我知你不信,所以我把十年前给倩娘画的画面带来了,你看看?即便是人长得像也不可能这般像,更何况你身上还有胎记,刚才我也只是一时情急,所以才会当场说出来,并非有意为之。”
说着从袖中掏出了一个长长的画轴,缓缓展开而来,那展开的画像中慢慢的便出现了一名身着蓝色罗裙的女子,浅笑盈盈,不是绝色,却自有一番韵味。那五官却与秦花花别无二致,只是那双眼并非特别的灵动,而是多了几分女子的柔情。
祁蓝煜有些震惊,看看画又看看女子,这画一看颜色和纸面就知道有些时间了,具他的了解他第一次见到这个女子便是在三年前,而这画至少有十年之久,这男子也不可能知道花花现在会长成什么样子。
秦花花震惊了,即便是刚才中年男子的话也足够让她震惊了,她没有想到这中年男子会看得这么透,即便是可能会遭人利用,却还是愿意来。而这画中的女子也与她现在的样子极为相似。
“怎么会这样?”
“倩娘因为你失踪,所以没有多久便病了,日日盼着能够将你寻回,就连死的那日心心念念的是要将你找回来。那日你是和她一起去寺里上香,所以才会让人有机可趁。玉儿活泼好动,又很是可爱,极讨我欢心,即便是我纳了云夕也不曾有半分冷落,可云夕心性好妒,是她将你带走,再也没有回来,还留了封信告诉我永远也别想再有子嗣,也别想我再找到你。只是我没有想到……没有想到她竟然……如此狠心……竟然将你带入那等污秽之地……是爹错了啊,玉儿……爹后悔莫及……因为那贱女人弄得家无宁日……”
老泪纵横,脸上都是悔意。
秦花花却依旧眼神冰冷,这眼前的人只怕真是的是这身体的爹,只是没有想到会有这样的过往,因为昨日在皇城逛街,必定是进了他手下的商铺,所以他才会收到消息,而今日又刚好事攀上了那王爷。这其中到底还有什么她还真是猜不准。

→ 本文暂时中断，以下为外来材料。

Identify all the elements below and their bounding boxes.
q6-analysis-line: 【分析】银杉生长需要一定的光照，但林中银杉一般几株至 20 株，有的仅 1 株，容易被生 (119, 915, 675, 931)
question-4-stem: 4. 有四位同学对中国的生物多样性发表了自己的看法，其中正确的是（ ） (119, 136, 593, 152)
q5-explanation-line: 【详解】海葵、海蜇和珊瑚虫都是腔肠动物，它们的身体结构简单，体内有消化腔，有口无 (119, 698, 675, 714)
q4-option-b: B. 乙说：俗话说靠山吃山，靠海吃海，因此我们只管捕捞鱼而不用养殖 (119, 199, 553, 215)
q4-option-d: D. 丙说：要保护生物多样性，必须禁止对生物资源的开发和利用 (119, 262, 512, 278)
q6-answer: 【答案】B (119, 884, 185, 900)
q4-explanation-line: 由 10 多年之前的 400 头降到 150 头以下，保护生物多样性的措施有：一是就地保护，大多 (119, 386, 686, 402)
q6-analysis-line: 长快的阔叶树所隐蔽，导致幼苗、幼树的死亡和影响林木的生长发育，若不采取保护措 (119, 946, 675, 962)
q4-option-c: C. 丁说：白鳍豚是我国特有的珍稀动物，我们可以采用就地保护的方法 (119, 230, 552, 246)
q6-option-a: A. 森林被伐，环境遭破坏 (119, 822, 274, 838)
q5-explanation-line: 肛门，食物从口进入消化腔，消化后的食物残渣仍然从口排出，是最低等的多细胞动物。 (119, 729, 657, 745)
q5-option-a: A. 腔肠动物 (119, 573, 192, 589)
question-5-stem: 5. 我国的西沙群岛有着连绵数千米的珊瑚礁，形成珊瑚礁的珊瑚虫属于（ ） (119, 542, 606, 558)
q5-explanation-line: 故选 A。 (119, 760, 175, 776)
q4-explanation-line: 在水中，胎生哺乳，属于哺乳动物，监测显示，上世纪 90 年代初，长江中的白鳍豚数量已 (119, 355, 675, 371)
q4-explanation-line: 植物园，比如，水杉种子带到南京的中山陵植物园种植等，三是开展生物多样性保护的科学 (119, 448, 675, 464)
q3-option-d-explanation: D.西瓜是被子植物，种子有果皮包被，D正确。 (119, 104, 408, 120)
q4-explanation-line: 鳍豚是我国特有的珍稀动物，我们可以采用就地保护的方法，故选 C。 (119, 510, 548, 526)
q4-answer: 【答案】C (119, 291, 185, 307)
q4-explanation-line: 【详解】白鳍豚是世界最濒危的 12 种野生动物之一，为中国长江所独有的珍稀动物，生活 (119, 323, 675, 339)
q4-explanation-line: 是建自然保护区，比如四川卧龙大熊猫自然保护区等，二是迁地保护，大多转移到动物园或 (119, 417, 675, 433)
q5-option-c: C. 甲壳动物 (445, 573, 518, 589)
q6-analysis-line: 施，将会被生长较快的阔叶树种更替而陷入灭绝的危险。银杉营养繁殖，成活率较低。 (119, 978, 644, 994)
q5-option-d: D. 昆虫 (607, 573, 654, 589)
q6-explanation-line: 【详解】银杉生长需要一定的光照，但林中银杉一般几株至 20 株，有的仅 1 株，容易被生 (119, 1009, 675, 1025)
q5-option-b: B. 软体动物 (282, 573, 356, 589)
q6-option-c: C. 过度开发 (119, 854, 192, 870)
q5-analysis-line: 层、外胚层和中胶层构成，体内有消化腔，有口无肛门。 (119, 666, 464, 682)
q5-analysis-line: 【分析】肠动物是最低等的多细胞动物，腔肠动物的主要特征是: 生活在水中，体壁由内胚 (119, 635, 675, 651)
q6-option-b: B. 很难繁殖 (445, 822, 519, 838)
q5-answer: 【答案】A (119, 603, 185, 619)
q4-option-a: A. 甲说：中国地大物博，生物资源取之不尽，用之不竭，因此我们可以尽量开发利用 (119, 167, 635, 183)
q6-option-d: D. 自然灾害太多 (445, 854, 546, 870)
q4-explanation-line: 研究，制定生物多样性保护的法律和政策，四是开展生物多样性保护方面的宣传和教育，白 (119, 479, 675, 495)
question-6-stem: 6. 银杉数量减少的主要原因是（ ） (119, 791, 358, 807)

“如此说来,你还真是我爹了。那我想知道你现在找到我是意欲何为?认回女儿之后呢?忘记告诉你了从我在妓院醒来被打得半死不活之后我就已经忘记了所有的过往,所以脑海中不曾有属于你的记忆,更不记得你是我的爹。”
中年男子听到这个话傻住了,脸上有惊愕,有心痛,还有几分了然。
“还有,现在我已经成亲了,想来你也早就知道了,就是他,无尘。”
秦花花看了看身边的人,脸上出现一抹柔和之色。
中年男子的脸上闪过的神色这一刻便有些莫名了,随即又带着几分欣喜:“想来玉儿这些年受了许多的哭,不知道可否同爹爹回家,让爹爹好好补偿你,爹就你这么个女儿,那些家财也只有你能够继承,玉儿能不能同爹回去?与这公子一起也好,爹不会干涉,只要玉儿你喜欢便好,若是可以,爹希望能够看着玉儿出嫁,为你们办个婚礼,可好?”
句句带着浓厚的情意,带着浓浓的恳求。宛如一个老父最后的请求。以用这些来弥补曾经的过失。
秦花花听着心中没有多大的感觉,这中年男子的话虽然相信了大半,可是她总是觉得今日这样的场景出现认女儿,如何看也是在某些人的算计当中,总觉得背后还有什么阴谋在等着他们。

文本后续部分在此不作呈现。